En 1952, l’Unesco éditera la fameuse brochure de Claude Lévi-Strauss, Race et histoire, que ce dernier complétera, près de vingt ans plus tard, par sa conférence Race et culture (1971), prononcée au siège de la même organisation. À cette double occasion, le célèbre anthropologue manifestera lui aussi une attitude singulièrement critique à l’égard de la conception occidentale de la nature humaine, « universaliste et ethnocentrique», qui est au cœur de la Déclaration des droits de l’homme.
Autant de textes, de commentaires, de réflexions et d’arguments, aujourd’hui « politiquement incorrects », que les médias dominants ont mis durablement, ou provisoirement (?), sous le boisseau.
Arnaud Imatz
27/09/2014
Les intertitres sont de la rédaction.
Notes
(6) Voir « Problèmes et aspects des droits de l’homme », PHS/3, UNESCO, Paris, 15 juin 1948. (« A Collective Approach to the Problems of Human Rights »). Voir également : Autour de la nouvelle Déclaration universelle des droits de l’homme. Textes réunis par l’UNESCO, Editions du Sagittaire, Paris 1949.
(7) Sur ce point, le théoricien du personnalisme chrétien demeure constant, malgré toute l’évolution idéologique qui le mène de la Troisième Voie (au-delà du fascisme, du communisme, du libéralisme, de la social-démocratie et de la démocratie chrétienne), au début des années 1930, à des positions philo-communistes, dans l’immédiat après-guerre, en passant par la défense des orientations de la Révolution nationale au début du régime de Vichy et au soutien du mouvement de Résistance de tendance gaulliste « Combat ».

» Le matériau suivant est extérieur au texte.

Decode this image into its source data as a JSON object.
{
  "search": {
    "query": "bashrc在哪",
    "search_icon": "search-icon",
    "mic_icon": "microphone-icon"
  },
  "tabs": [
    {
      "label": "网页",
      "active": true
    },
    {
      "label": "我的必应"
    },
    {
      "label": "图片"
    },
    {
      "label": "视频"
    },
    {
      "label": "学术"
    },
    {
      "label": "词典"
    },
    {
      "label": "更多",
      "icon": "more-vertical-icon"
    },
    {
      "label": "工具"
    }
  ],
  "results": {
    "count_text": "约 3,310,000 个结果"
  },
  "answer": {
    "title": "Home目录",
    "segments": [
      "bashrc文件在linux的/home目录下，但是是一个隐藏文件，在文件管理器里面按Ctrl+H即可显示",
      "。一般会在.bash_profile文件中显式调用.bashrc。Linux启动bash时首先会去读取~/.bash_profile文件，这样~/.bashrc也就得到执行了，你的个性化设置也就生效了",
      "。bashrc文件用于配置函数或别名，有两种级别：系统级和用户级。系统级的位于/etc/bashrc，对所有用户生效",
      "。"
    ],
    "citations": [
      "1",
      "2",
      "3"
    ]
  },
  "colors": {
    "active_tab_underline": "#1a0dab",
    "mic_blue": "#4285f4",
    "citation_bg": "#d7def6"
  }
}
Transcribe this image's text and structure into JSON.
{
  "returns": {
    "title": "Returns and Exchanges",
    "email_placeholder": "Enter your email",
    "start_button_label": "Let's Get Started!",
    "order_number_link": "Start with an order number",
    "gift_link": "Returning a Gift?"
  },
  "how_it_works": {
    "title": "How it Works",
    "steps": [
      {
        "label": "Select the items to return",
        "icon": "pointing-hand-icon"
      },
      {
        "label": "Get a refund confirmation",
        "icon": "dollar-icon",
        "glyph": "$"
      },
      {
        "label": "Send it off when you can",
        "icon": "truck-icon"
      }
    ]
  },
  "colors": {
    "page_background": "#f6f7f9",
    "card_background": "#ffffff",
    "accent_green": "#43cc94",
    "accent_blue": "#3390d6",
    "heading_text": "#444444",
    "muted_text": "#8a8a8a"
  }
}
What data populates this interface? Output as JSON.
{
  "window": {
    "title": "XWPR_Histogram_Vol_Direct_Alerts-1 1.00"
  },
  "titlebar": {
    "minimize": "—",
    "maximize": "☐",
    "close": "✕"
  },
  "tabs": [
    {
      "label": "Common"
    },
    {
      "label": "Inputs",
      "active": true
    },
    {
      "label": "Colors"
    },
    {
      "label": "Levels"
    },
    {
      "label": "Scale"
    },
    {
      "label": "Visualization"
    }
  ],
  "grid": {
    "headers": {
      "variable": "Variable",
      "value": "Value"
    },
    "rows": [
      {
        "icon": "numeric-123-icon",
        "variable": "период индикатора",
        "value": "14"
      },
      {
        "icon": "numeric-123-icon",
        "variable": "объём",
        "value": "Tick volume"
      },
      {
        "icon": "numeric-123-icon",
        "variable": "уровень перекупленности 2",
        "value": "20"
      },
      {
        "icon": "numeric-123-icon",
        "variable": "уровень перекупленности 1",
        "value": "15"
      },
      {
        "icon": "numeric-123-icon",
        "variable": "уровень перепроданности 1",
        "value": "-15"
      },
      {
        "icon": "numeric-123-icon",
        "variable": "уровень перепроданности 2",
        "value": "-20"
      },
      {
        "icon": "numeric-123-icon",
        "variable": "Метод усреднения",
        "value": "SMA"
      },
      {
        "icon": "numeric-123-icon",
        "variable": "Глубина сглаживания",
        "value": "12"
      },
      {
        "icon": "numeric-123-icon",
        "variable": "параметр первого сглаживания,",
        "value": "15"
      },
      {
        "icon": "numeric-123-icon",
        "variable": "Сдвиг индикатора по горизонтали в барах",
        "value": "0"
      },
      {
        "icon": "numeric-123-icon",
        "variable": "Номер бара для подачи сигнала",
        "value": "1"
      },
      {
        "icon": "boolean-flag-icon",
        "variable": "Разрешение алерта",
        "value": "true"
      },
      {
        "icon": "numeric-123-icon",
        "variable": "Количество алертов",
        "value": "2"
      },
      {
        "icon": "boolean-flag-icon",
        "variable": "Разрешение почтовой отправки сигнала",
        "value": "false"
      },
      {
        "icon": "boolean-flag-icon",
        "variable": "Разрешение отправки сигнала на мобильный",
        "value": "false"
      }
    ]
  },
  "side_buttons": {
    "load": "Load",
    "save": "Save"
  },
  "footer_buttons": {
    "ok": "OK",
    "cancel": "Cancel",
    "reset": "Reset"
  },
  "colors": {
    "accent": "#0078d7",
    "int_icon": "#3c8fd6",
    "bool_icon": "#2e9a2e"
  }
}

(8) Voir : unesdoc.unesco.org et Jacques Maritain, Introduction à Autour de la nouvelle Déclaration universelle des droits de l’homme, Textes réunis par l’UNESCO, Editions du Sagittaire, Paris 1949.
(9) Jacques Maritain, Les droits de l’homme et la loi naturelle, La Maison Française, New York 1942 et « Sur la philosophie des droits de l’homme », in Autour de la nouvelle Déclaration … », cf. supra, p. 30.